- Born: Helen Jean Sutherland Fraser 8 June 1949 (age 76)
- Education: Collegiate Girls' School, Leicester
- Alma mater: St Anne's College, Oxford
- Occupations: Editor and publisher
- Spouse: Grant James McIntyre ​ ​(m. 1982)​
- Children: Four

= Helen Fraser (executive) =

British executive and publisher

Dame Helen Jean Sutherland Fraser, (born 8 June 1949) is a British executive and publisher. From 2010 to 2016, she was the chief executive officer of the Girls' Day School Trust. She previously worked in publishing, and was an editor then managing director at a number of publishers including Heinemann and Penguin UK.

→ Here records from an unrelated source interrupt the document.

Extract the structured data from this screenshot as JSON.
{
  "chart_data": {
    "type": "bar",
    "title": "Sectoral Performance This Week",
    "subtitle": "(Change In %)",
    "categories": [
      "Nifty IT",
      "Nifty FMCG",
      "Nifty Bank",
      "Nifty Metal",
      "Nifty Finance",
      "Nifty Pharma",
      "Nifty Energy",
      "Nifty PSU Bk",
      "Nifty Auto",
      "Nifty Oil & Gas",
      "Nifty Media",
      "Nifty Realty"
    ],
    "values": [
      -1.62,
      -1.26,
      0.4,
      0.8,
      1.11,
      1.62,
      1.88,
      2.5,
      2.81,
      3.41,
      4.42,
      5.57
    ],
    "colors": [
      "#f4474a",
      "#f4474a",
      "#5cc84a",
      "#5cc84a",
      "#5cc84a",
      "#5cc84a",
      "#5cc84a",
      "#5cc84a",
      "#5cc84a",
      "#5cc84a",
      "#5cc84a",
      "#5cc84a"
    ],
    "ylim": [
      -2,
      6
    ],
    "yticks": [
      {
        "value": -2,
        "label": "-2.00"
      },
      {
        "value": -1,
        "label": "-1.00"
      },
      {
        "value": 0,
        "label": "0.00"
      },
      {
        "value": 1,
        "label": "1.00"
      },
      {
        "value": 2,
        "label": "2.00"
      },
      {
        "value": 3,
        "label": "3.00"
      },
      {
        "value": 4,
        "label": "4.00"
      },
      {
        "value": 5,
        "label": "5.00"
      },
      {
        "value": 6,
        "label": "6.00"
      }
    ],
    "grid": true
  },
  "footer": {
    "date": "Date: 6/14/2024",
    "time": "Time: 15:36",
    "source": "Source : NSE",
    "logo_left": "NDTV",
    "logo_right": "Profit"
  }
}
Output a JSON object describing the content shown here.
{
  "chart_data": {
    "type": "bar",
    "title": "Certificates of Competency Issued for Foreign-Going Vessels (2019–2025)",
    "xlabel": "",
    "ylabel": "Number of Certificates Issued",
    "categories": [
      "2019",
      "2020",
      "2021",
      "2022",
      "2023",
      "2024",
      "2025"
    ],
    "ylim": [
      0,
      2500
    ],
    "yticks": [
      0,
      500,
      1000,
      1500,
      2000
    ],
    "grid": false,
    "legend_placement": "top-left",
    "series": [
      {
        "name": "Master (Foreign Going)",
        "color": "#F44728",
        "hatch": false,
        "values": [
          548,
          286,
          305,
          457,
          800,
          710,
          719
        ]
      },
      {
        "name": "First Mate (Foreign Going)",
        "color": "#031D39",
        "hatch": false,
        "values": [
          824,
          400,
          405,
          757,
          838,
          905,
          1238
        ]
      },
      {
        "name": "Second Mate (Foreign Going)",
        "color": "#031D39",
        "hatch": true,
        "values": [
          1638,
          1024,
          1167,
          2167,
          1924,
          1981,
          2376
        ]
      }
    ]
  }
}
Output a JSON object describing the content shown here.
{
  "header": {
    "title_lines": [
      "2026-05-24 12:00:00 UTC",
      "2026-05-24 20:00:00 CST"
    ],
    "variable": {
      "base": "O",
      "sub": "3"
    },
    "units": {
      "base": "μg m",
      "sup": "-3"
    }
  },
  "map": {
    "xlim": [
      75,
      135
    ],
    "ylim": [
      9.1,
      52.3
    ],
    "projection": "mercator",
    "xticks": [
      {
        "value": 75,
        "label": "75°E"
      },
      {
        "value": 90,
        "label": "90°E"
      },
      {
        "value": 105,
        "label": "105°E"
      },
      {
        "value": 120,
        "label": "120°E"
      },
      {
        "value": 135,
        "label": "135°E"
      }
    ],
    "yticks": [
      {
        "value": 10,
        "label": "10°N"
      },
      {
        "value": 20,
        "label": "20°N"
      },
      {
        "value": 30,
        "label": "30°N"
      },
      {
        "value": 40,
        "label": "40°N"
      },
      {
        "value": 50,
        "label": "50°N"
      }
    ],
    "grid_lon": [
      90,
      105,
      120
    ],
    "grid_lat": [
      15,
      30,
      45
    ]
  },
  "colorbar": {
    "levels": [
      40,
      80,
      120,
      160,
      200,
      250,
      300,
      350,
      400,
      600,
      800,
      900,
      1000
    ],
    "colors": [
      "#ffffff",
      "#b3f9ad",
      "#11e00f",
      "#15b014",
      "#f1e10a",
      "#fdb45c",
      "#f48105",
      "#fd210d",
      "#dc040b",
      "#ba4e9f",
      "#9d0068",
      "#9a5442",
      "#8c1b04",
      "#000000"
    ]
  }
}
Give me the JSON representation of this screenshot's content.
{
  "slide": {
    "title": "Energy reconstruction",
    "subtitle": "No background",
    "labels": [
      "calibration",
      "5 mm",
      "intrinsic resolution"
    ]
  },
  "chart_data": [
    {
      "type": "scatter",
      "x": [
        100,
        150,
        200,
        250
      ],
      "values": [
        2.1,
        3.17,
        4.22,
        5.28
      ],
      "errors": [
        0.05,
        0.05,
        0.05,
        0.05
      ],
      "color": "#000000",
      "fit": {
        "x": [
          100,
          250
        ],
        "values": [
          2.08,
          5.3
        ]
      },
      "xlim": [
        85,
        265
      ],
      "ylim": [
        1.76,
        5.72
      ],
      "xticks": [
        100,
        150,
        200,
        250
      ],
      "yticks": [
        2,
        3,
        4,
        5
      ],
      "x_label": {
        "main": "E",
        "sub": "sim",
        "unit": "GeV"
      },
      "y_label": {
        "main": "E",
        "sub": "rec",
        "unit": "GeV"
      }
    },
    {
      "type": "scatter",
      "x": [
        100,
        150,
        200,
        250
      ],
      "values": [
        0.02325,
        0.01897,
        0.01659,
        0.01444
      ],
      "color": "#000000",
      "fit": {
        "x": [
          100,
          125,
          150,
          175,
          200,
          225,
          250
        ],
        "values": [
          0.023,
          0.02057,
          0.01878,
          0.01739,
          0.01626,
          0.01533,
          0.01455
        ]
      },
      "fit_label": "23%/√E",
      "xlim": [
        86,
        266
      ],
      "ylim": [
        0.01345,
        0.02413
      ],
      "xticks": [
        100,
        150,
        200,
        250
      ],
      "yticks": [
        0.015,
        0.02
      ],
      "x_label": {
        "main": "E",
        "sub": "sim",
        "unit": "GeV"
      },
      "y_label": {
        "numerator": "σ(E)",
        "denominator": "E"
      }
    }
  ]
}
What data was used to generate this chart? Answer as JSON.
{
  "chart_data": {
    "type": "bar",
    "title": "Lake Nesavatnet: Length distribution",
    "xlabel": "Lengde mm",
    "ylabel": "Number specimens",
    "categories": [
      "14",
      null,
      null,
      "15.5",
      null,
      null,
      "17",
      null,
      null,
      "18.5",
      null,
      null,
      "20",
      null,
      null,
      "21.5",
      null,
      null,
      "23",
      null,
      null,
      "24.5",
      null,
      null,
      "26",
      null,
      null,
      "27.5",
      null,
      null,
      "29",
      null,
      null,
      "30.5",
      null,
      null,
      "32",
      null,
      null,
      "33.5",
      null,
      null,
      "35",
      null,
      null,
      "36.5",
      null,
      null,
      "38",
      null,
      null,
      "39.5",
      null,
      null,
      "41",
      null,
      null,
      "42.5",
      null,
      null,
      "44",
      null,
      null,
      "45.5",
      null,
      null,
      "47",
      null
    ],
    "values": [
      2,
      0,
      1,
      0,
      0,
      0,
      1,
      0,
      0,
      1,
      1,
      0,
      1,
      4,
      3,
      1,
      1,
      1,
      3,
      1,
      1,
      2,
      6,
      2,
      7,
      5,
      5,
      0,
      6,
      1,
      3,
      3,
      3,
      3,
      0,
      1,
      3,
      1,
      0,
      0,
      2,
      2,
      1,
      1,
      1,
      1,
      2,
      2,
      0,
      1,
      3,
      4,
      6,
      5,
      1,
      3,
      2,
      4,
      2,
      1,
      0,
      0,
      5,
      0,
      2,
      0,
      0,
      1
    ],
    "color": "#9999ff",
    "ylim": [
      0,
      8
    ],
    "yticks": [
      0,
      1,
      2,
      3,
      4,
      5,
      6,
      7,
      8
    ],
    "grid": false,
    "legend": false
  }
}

==Early life and education==
Fraser was born on 8 June 1949. Her father was George Sutherland Fraser, the poet and literary critic. She was educated at the Collegiate Girls' School, an all-girls grammar school in Leicester. She studied English language and literature at St Anne's College, Oxford, and graduated with a Bachelor of Arts (BA) degree in 1970; as per tradition, her BA was later promoted to a Master of Arts (MA Oxon) degree.

==Career==
After graduating from university in 1970, Fraser spent nine months teaching English in Paris, France. She then went travelling in Southeast Asia with the money she had earned teaching.

In 1972, Fraser joined Methuen Publishing as a "trainee-cum-secretary". By her second year with the company she was commissioning books; one of her first was The Novels of Virginia Woolf by Hermione Lee. In 1974, she left Methuen to start an independent publishing company with two colleagues: it was called Open Books, specialised in academic works, and was funded by Mitchell Beazley. Mitchell Beazley withdrew their funding from the company in 1976.

In 1976, Fraser joined Fontana as a non-fiction editor. She helped edit the Fontana Modern Masters alongside the series editor Frank Kermode. In 1981, she was promoted to editorial director at William Collins, the parent company of Fontana. She was made head of Flamingo, the "literary paperback list", and also became involved in hardback publishing in 1986. She was fired from William Collins in 1987.

Fraser joined Heinemann in 1987 as a publisher. She moved to its subsidiary Reed Trade Books in 1992 as publishing director before being appointed managing director in 1996. She moved to Penguin Books in January 1997 as managing director of its general division. In 2001, she was appointed managing director of Penguin UK. She stepped down from that role in 2009.

In January 2010, Fraser became the chief executive officer of the Girls' Day School Trust, a group of private schools in England and Wales. She retired in August 2016. She was succeeded as CEO by Cheryl Giovannoni.

==Personal life==
On 15 April 1982, Fraser married Grant James McIntyre. Together they have four children: two daughters and two step daughters.

Fraser is an Anglican Christian. From 2013 to 2018 she served as a churchwarden of St Bride's Church, Fleet Street, London.

==Honours==
In the 2010 New Year Honours, Fraser was appointed a Commander of the Order of the British Empire (CBE) "for services to the publishing industry". On 14 July 2010, she was awarded an honorary Doctor of Letters (DLitt) degree by the University of Bristol. In the 2017 New Year Honours, she was promoted to Dame Commander of the Order of the British Empire (DBE) for "services to education", thereby granting her the title dame.